While the internet has many wonderful benefits, it will never offer that.I appreciate technology, but analog is my first and greatest love. And the library is the best that tactile, analog information has ever created.

I have long been an advocate of replacing our (so-called) education system with libraries. If libraries had all the resources of schools, then academics would be hired on as references. We would have floors of our libraries just dedicated to brilliant minds as human references. We would end compulsory schooling and private universities all together. All you would need is a local address and learning would be free. (As long as you returned your borrowed materials.)

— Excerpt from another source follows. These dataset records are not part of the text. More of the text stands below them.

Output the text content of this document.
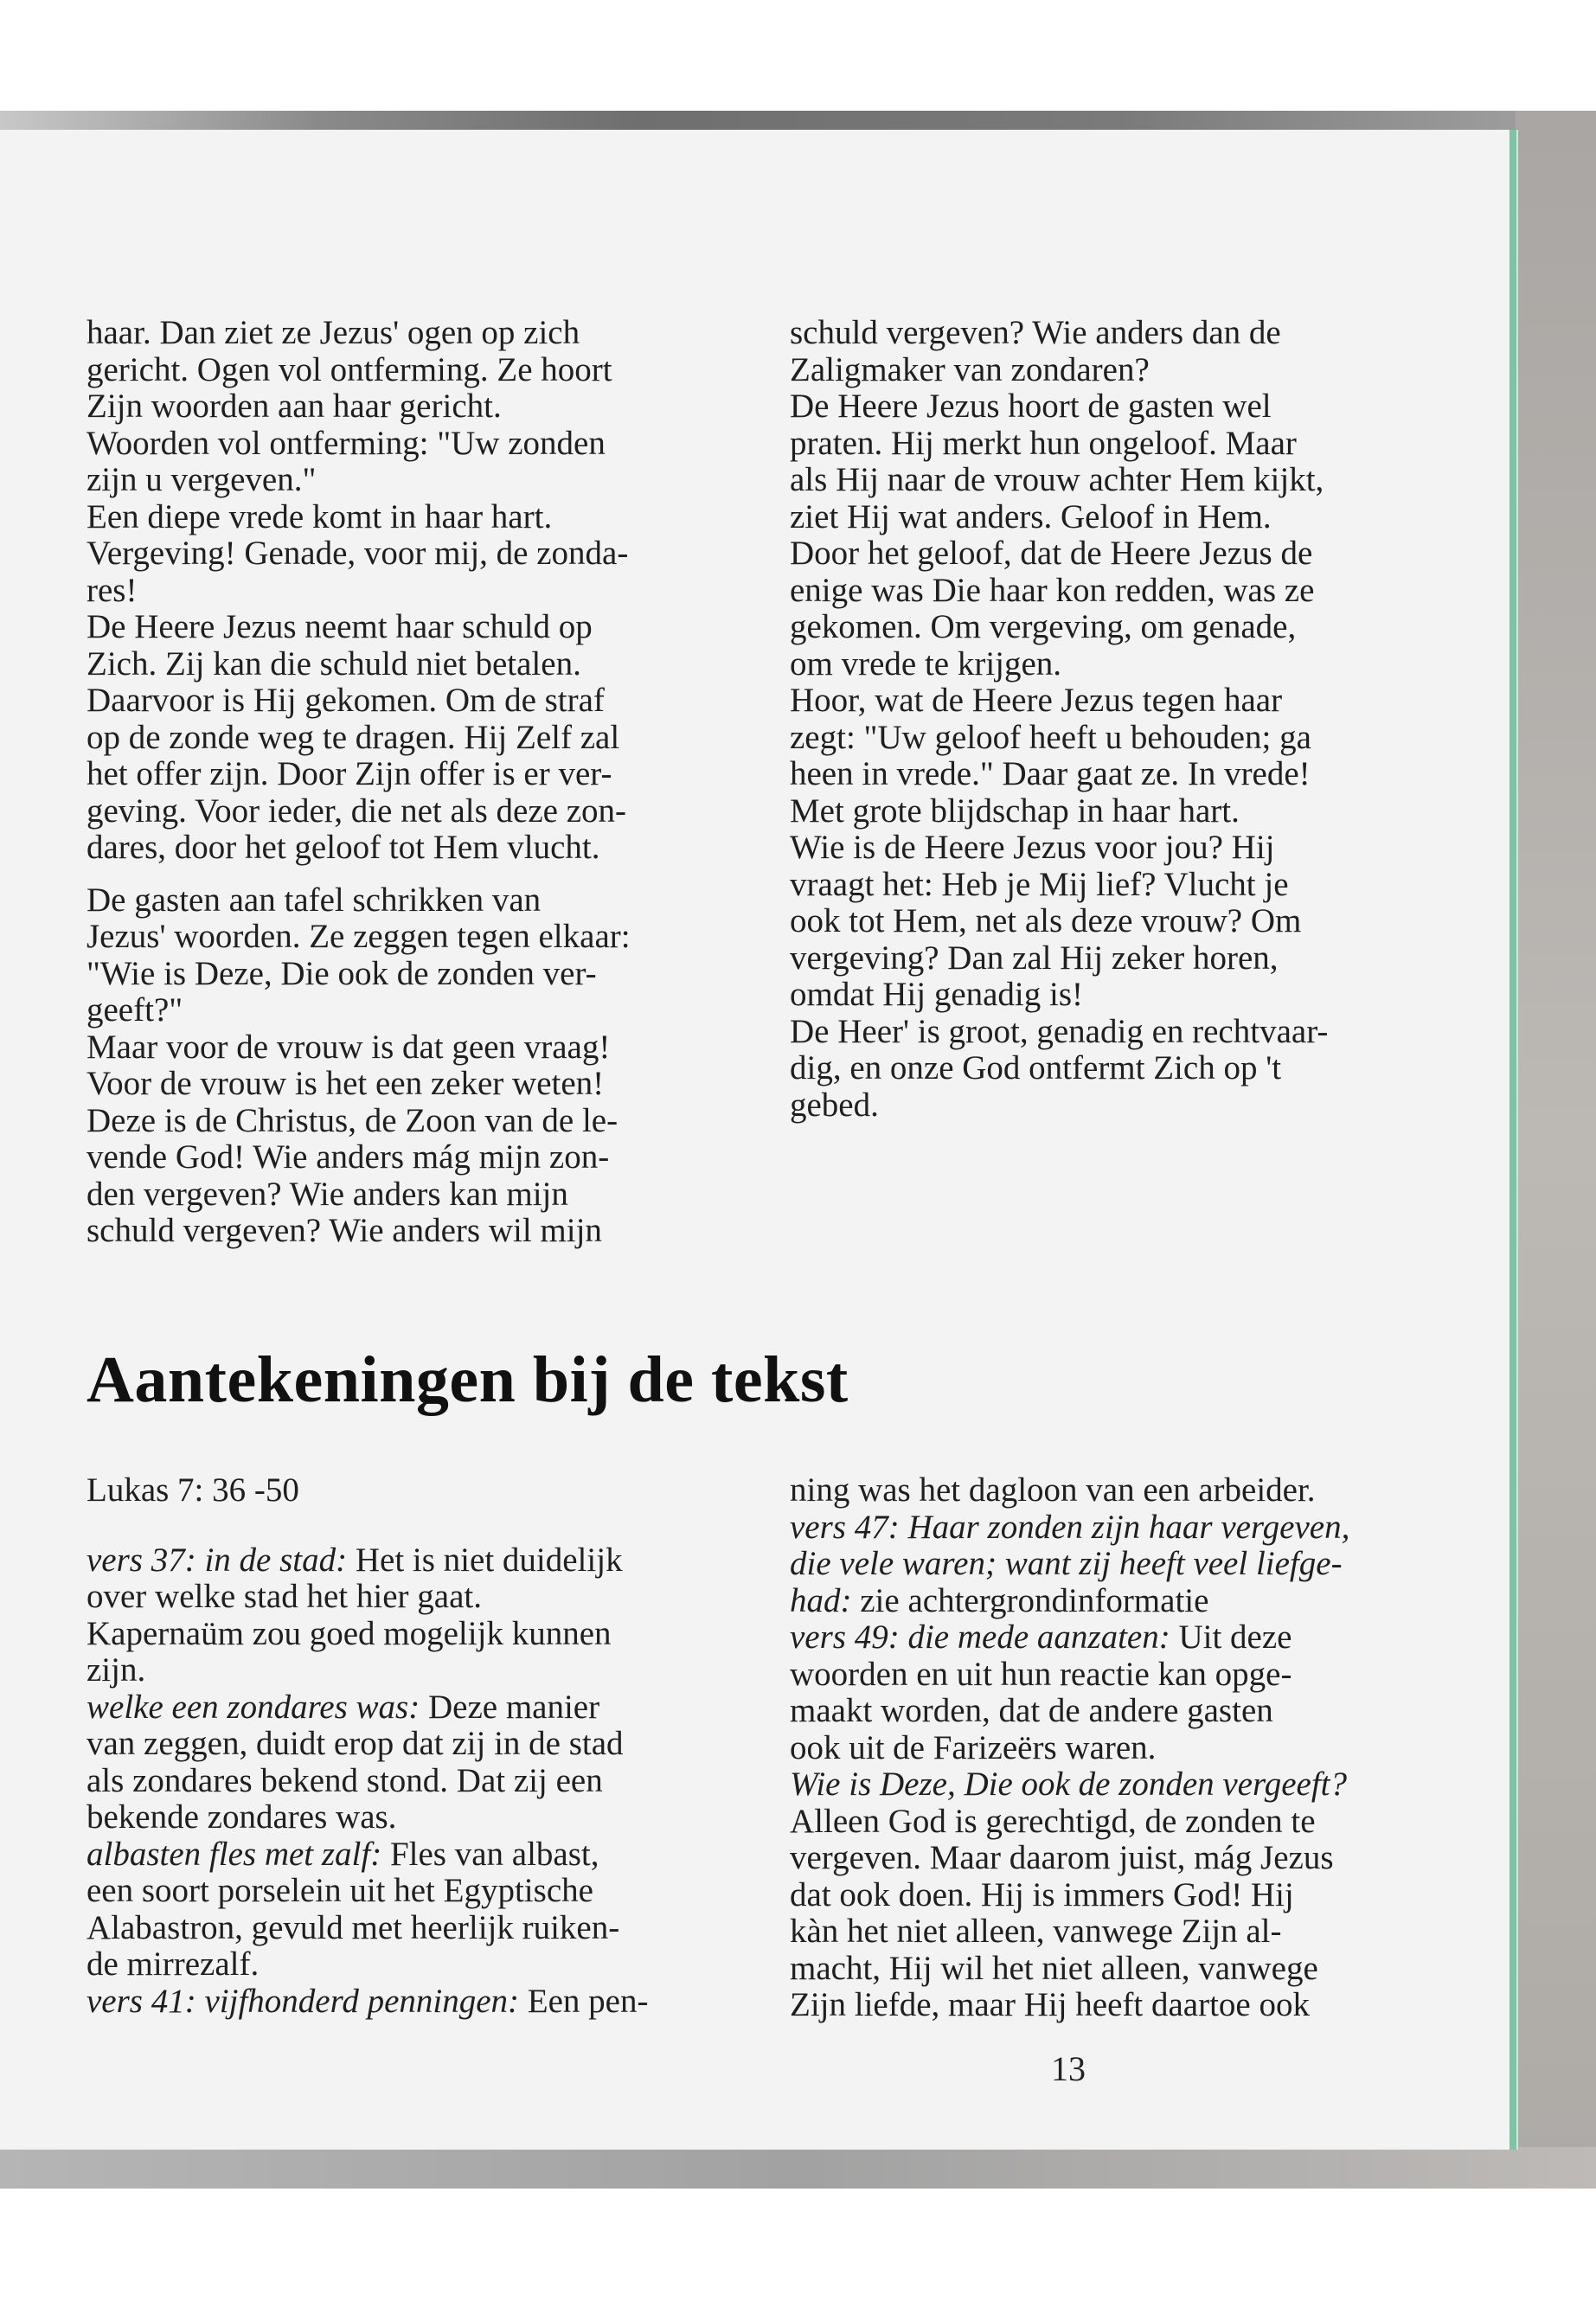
haar. Dan ziet ze Jezus' ogen op zich

gericht. Ogen vol ontferming. Ze hoort

Zijn woorden aan haar gericht.

Woorden vol ontferming: "Uw zonden

zijn u vergeven."

Een diepe vrede komt in haar hart.

Vergeving! Genade, voor mij, de zonda-

res!

De Heere Jezus neemt haar schuld op

Zich. Zij kan die schuld niet betalen.

Daarvoor is Hij gekomen. Om de straf

op de zonde weg te dragen. Hij Zelf zal

het offer zijn. Door Zijn offer is er ver-

geving. Voor ieder, die net als deze zon-

dares, door het geloof tot Hem vlucht.

De gasten aan tafel schrikken van

Jezus' woorden. Ze zeggen tegen elkaar:

"Wie is Deze, Die ook de zonden ver-

geeft?"

Maar voor de vrouw is dat geen vraag!

Voor de vrouw is het een zeker weten!

Deze is de Christus, de Zoon van de le-

vende God! Wie anders mág mijn zon-

den vergeven? Wie anders kan mijn

schuld vergeven? Wie anders wil mijn

schuld vergeven? Wie anders dan de

Zaligmaker van zondaren?

De Heere Jezus hoort de gasten wel

praten. Hij merkt hun ongeloof. Maar

als Hij naar de vrouw achter Hem kijkt,

ziet Hij wat anders. Geloof in Hem.

Door het geloof, dat de Heere Jezus de

enige was Die haar kon redden, was ze

gekomen. Om vergeving, om genade,

om vrede te krijgen.

Hoor, wat de Heere Jezus tegen haar

zegt: "Uw geloof heeft u behouden; ga

heen in vrede." Daar gaat ze. In vrede!

Met grote blijdschap in haar hart.

Wie is de Heere Jezus voor jou? Hij

vraagt het: Heb je Mij lief? Vlucht je

ook tot Hem, net als deze vrouw? Om

vergeving? Dan zal Hij zeker horen,

omdat Hij genadig is!

De Heer' is groot, genadig en rechtvaar-

dig, en onze God ontfermt Zich op 't

gebed.

Aantekeningen bij de tekst

Lukas 7: 36 -50

vers 37: in de stad: Het is niet duidelijk

over welke stad het hier gaat.

Kapernaüm zou goed mogelijk kunnen

zijn.

welke een zondares was: Deze manier

van zeggen, duidt erop dat zij in de stad

als zondares bekend stond. Dat zij een

bekende zondares was.

albasten fles met zalf: Fles van albast,

een soort porselein uit het Egyptische

Alabastron, gevuld met heerlijk ruiken-

de mirrezalf.

vers 41: vijfhonderd penningen: Een pen-

ning was het dagloon van een arbeider.

vers 47: Haar zonden zijn haar vergeven,

die vele waren; want zij heeft veel liefge-

had: zie achtergrondinformatie

vers 49: die mede aanzaten: Uit deze

woorden en uit hun reactie kan opge-

maakt worden, dat de andere gasten

ook uit de Farizeërs waren.

Wie is Deze, Die ook de zonden vergeeft?

Alleen God is gerechtigd, de zonden te

vergeven. Maar daarom juist, mág Jezus

dat ook doen. Hij is immers God! Hij

kàn het niet alleen, vanwege Zijn al-

macht, Hij wil het niet alleen, vanwege

Zijn liefde, maar Hij heeft daartoe ook

13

We could librarize other resources, too. Someone I know told me that at their home-town library you could borrow framed art for a period of three months. I've seen libraries where you can borrow puppets and toys.In the Boston area the libraries give away a limited number per day of free passes to local educational and historical attractions like museums, gardens, and the aquarium.Tools, art supplies, media equipment, moving trucks?

I concur, Crenshaw. We should fund the bejeezus out of the library. Its at once the most effective government project to date, and the most successful revolution.

3 Comments:

Anonymous Anonymous said...

I'm liking what Meta has been saying about the library. The library should be our real civic center. I think this has huge amount of merit. A real What This Town Needs. I think the the planning for the library is in early enough states that public input can really shape its future. I, for one, welcome the opportunity. I also like the idea of looking for grant funding to incorporate other uses of the new library, vis a vis, showers, day care, community garden, and way many other things. Not all might be there, but we can dream.

Just an intersection

9:26 PM  
Blogger Meta said...

Let's take all of this to the July 25th library meeting of the city council. Also, if you know anyone at the library, the city, or other related positions, let's pull them in to help us refine and prepare a cohesive proposal. Decision-makers tend to like it when citizen do a lot of the groundwork--it makes it easier for them to say YES to ideas that would otherwise involve too much staff time. Political feasibility is in our grubby little paws. Let's plant it and see what happens!

1:05 PM  
Anonymous Anonymous said...

In Centralia the library is in a park. A very nice park, not unlike Sylvester Park, but with lush green beautiful trees. The park has a pagoda and some military monuments, but it is a lovely place. I'm thinking libraries and parks go together, thus it should be part of the next Olympia Library. So we have a library in a park, we certainly have room for some other important features, vis a vis, shower/laurdry facilities. I can see the civic center aspect. Day care, Free School. I think we are moving in the right direction.